Mit einer HPV-Impfung gegen den Krebs - Das Schweizer ElternMagazin Fritz+Fränzi

Mit einer HPV-Impfung gegen den Krebs

Die HPV-Impfung wirkt gegen sexuell übertragene Viren. Seit vier Jahren wird sie auch für Buben empfohlen – doch die Impfrate ist immer noch zu tief für einen Herdenschutz. Ein neuer Impfstoff soll Abhilfe schaffen. 
Noch bleibt Susanne Müller ein wenig Zeit, bis sie sich endgültig entscheiden muss. Aber irgendwann kommt der Moment, in dem ihre Kinder zum ersten Mal Sex haben werden. Und vorher, da ist sich die Mutter zweier Buben im Alter von 8 und 11 Jahren schon jetzt ziemlich sicher, wird sie ihre Kinder impfen lassen: gegen humane Papillomviren (HPV), welche durch Sexualkontakte übertragen werden und bei beiden Geschlechtern zu Krebs im Genitalbereich führen können, wobei die Entwicklung von Gebärmutterhalskrebs das grösste Risiko darstellt.
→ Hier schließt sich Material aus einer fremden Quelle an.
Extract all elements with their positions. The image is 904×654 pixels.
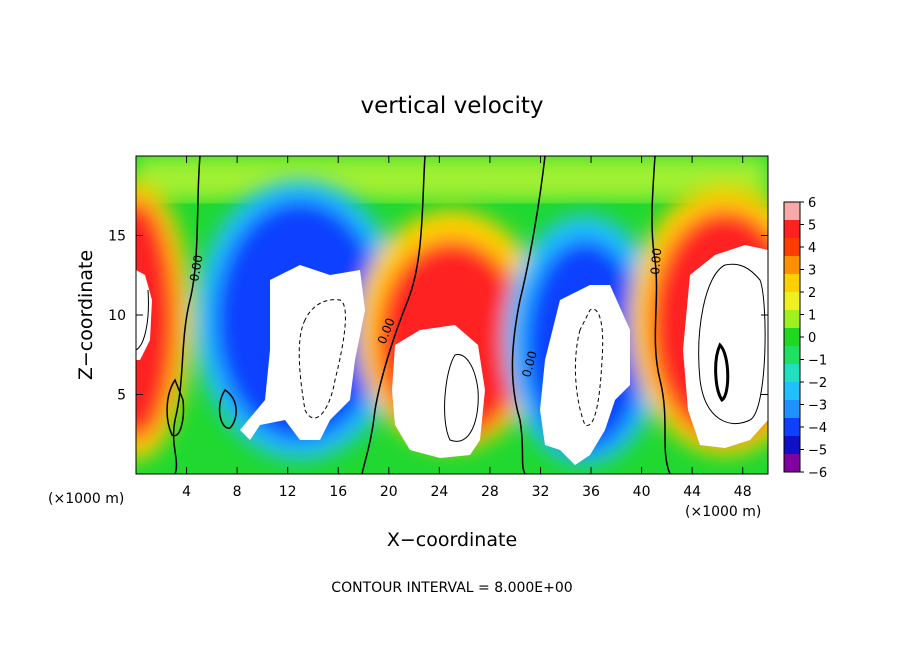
velocity-field: 0.00 0.00 0.00 0.00 (136, 156, 768, 474)
colorbar-swatch (784, 400, 800, 419)
contour-label-3: 0.00 (519, 349, 539, 378)
colorbar-tick-label: 0 (808, 331, 816, 346)
colorbar-tick-label: 6 (808, 196, 816, 211)
colorbar-swatch (784, 382, 800, 401)
downdraft-core-2 (540, 285, 630, 465)
x-tick-label: 40 (633, 484, 651, 500)
x-tick-label: 8 (233, 484, 242, 500)
colorbar-swatch (784, 346, 800, 365)
x-tick-label: 36 (582, 484, 600, 500)
x-tick-label: 16 (329, 484, 347, 500)
colorbar-tick-label: 2 (808, 286, 816, 301)
x-axis-ticks: 4 8 12 16 20 24 28 32 36 40 44 48 (182, 156, 752, 500)
colorbar-tick-label: −2 (808, 376, 827, 391)
contour-interval-note: CONTOUR INTERVAL = 8.000E+00 (331, 580, 572, 596)
colorbar-swatch (784, 220, 800, 239)
colorbar-tick-label: 5 (808, 219, 816, 234)
colorbar-tick-label: 1 (808, 309, 816, 324)
x-tick-label: 44 (683, 484, 701, 500)
colorbar: 6 5 4 3 2 1 0 −1 −2 −3 −4 −5 −6 (783, 196, 827, 481)
colorbar-tick-label: 4 (808, 241, 816, 256)
updraft-cell-left (136, 200, 176, 440)
colorbar-swatch (784, 292, 800, 311)
updraft-core-1 (392, 325, 485, 458)
colorbar-swatch (784, 274, 800, 293)
chart-title: vertical velocity (361, 93, 544, 119)
colorbar-tick-label: 3 (808, 264, 816, 279)
colorbar-tick-label: −3 (808, 399, 827, 414)
colorbar-tick-label: −1 (808, 354, 827, 369)
y-axis-ticks: 5 10 15 (108, 229, 768, 404)
colorbar-swatch (784, 364, 800, 383)
colorbar-swatch (784, 238, 800, 257)
x-tick-label: 24 (430, 484, 448, 500)
colorbar-tick-label: −4 (808, 421, 827, 436)
contour-label-1: 0.00 (187, 254, 205, 283)
x-tick-label: 48 (734, 484, 752, 500)
x-tick-label: 32 (532, 484, 550, 500)
y-tick-label: 10 (108, 308, 126, 324)
colorbar-tick-label: −5 (808, 444, 827, 459)
colorbar-tick-label: −6 (808, 466, 827, 481)
colorbar-swatch (784, 436, 800, 455)
y-tick-label: 5 (117, 388, 126, 404)
x-tick-label: 4 (182, 484, 191, 500)
x-unit-right: (×1000 m) (685, 504, 761, 520)
negative-contours (298, 299, 604, 426)
x-tick-label: 28 (481, 484, 499, 500)
x-axis-label: X−coordinate (387, 529, 517, 551)
colorbar-swatch (784, 310, 800, 329)
contour-label-4: 0.00 (648, 247, 664, 275)
colorbar-swatch (784, 454, 800, 473)
colorbar-swatch (784, 418, 800, 437)
y-axis-label: Z−coordinate (75, 250, 97, 380)
zero-contours (166, 156, 671, 474)
colorbar-swatch (784, 202, 800, 221)
x-tick-label: 12 (279, 484, 297, 500)
colorbar-swatch (784, 256, 800, 275)
downdraft-core-1 (240, 265, 365, 440)
x-unit-left: (×1000 m) (48, 491, 124, 507)
strong-contour (714, 342, 730, 403)
upper-field-band (136, 156, 768, 201)
x-tick-label: 20 (380, 484, 398, 500)
y-tick-label: 15 (108, 229, 126, 245)
colorbar-swatch (784, 328, 800, 347)
inner-contours (136, 263, 766, 442)
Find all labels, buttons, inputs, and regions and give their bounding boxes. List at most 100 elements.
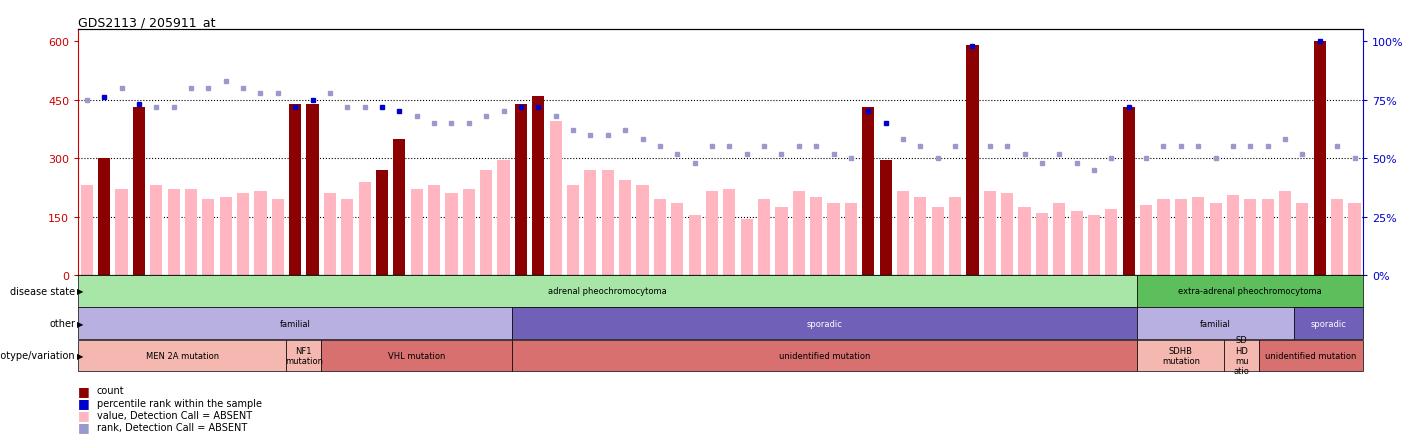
Bar <box>775 207 788 276</box>
Bar <box>324 194 337 276</box>
Text: GDS2113 / 205911_at: GDS2113 / 205911_at <box>78 16 216 29</box>
Bar <box>81 186 92 276</box>
Text: percentile rank within the sample: percentile rank within the sample <box>97 398 261 408</box>
Bar <box>1088 215 1100 276</box>
Bar <box>1210 204 1221 276</box>
Bar <box>984 192 995 276</box>
Bar <box>1227 196 1240 276</box>
Bar <box>949 198 961 276</box>
Bar <box>290 104 301 276</box>
Bar <box>914 198 926 276</box>
Text: NF1
mutation: NF1 mutation <box>285 346 322 365</box>
Bar <box>1261 200 1274 276</box>
Bar <box>845 204 858 276</box>
Text: ▶: ▶ <box>77 319 84 328</box>
Text: sporadic: sporadic <box>1311 319 1346 328</box>
Bar <box>809 198 822 276</box>
Bar <box>480 171 493 276</box>
Bar <box>567 186 579 276</box>
Bar <box>1296 204 1308 276</box>
Bar <box>741 219 753 276</box>
Bar <box>1174 200 1187 276</box>
Text: adrenal pheochromocytoma: adrenal pheochromocytoma <box>548 287 667 296</box>
Bar <box>1071 211 1082 276</box>
Bar <box>271 200 284 276</box>
Bar <box>185 190 197 276</box>
Bar <box>393 139 406 276</box>
Text: VHL mutation: VHL mutation <box>388 351 446 360</box>
Text: familial: familial <box>280 319 311 328</box>
Bar <box>653 200 666 276</box>
Bar <box>359 182 371 276</box>
Bar <box>307 104 318 276</box>
Bar <box>254 192 267 276</box>
Bar <box>133 108 145 276</box>
Bar <box>828 204 839 276</box>
Bar <box>602 171 613 276</box>
Bar <box>897 192 909 276</box>
Bar <box>341 200 354 276</box>
Text: ■: ■ <box>78 384 89 397</box>
Text: MEN 2A mutation: MEN 2A mutation <box>146 351 219 360</box>
Text: ■: ■ <box>78 408 89 421</box>
Bar <box>584 171 596 276</box>
Bar <box>758 200 770 276</box>
Bar <box>1018 207 1031 276</box>
Bar <box>515 104 527 276</box>
Text: rank, Detection Call = ABSENT: rank, Detection Call = ABSENT <box>97 422 247 432</box>
Bar <box>792 192 805 276</box>
Bar <box>532 96 544 276</box>
Bar <box>879 161 892 276</box>
Bar <box>410 190 423 276</box>
Bar <box>1105 210 1118 276</box>
Text: other: other <box>50 319 75 328</box>
Bar <box>237 194 248 276</box>
Bar <box>619 180 632 276</box>
Bar <box>862 108 875 276</box>
Bar <box>98 159 111 276</box>
Bar <box>1157 200 1170 276</box>
Bar <box>497 161 510 276</box>
Bar <box>115 190 128 276</box>
Text: SD
HD
mu
atio: SD HD mu atio <box>1234 335 1250 375</box>
Bar <box>1001 194 1014 276</box>
Bar <box>932 207 944 276</box>
Bar <box>672 204 683 276</box>
Text: SDHB
mutation: SDHB mutation <box>1162 346 1200 365</box>
Text: unidentified mutation: unidentified mutation <box>1265 351 1356 360</box>
Bar <box>550 122 562 276</box>
Text: extra-adrenal pheochromocytoma: extra-adrenal pheochromocytoma <box>1179 287 1322 296</box>
Bar <box>1244 200 1257 276</box>
Bar <box>1314 42 1326 276</box>
Text: ▶: ▶ <box>77 351 84 360</box>
Text: count: count <box>97 386 124 395</box>
Bar <box>636 186 649 276</box>
Bar <box>220 198 231 276</box>
Bar <box>376 171 388 276</box>
Text: unidentified mutation: unidentified mutation <box>780 351 870 360</box>
Bar <box>689 215 700 276</box>
Text: disease state: disease state <box>10 286 75 296</box>
Bar <box>1193 198 1204 276</box>
Bar <box>427 186 440 276</box>
Text: ■: ■ <box>78 421 89 434</box>
Bar <box>446 194 457 276</box>
Bar <box>463 190 474 276</box>
Text: genotype/variation: genotype/variation <box>0 351 75 360</box>
Bar <box>1349 204 1360 276</box>
Bar <box>1331 200 1343 276</box>
Bar <box>967 46 978 276</box>
Bar <box>168 190 180 276</box>
Bar <box>706 192 719 276</box>
Bar <box>723 190 736 276</box>
Bar <box>1123 108 1135 276</box>
Text: sporadic: sporadic <box>807 319 843 328</box>
Bar <box>1140 206 1152 276</box>
Bar <box>151 186 162 276</box>
Bar <box>1035 214 1048 276</box>
Bar <box>1279 192 1291 276</box>
Text: ▶: ▶ <box>77 287 84 296</box>
Text: familial: familial <box>1200 319 1231 328</box>
Text: ■: ■ <box>78 396 89 409</box>
Bar <box>1054 204 1065 276</box>
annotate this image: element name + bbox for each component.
«Ich finde die Impfempfehlung für Buben absolut sinnvoll. Denn je mehr Menschen geimpft sind, desto besser stehen die Chancen, dass die Verbreitung gefährlicher HP-Viren und in der Folge auch die Todesfälle durch Gebärmutterhalskrebs bei Frauen irgendwann gestoppt werden», ist die Begründung der Juristin, die ihre Kinder entsprechend nicht nur zu deren Schutz, sondern auch aus Solidarität mit ihren künftigen Sexualpartnerinnen gegen HPV impfen lassen möchte.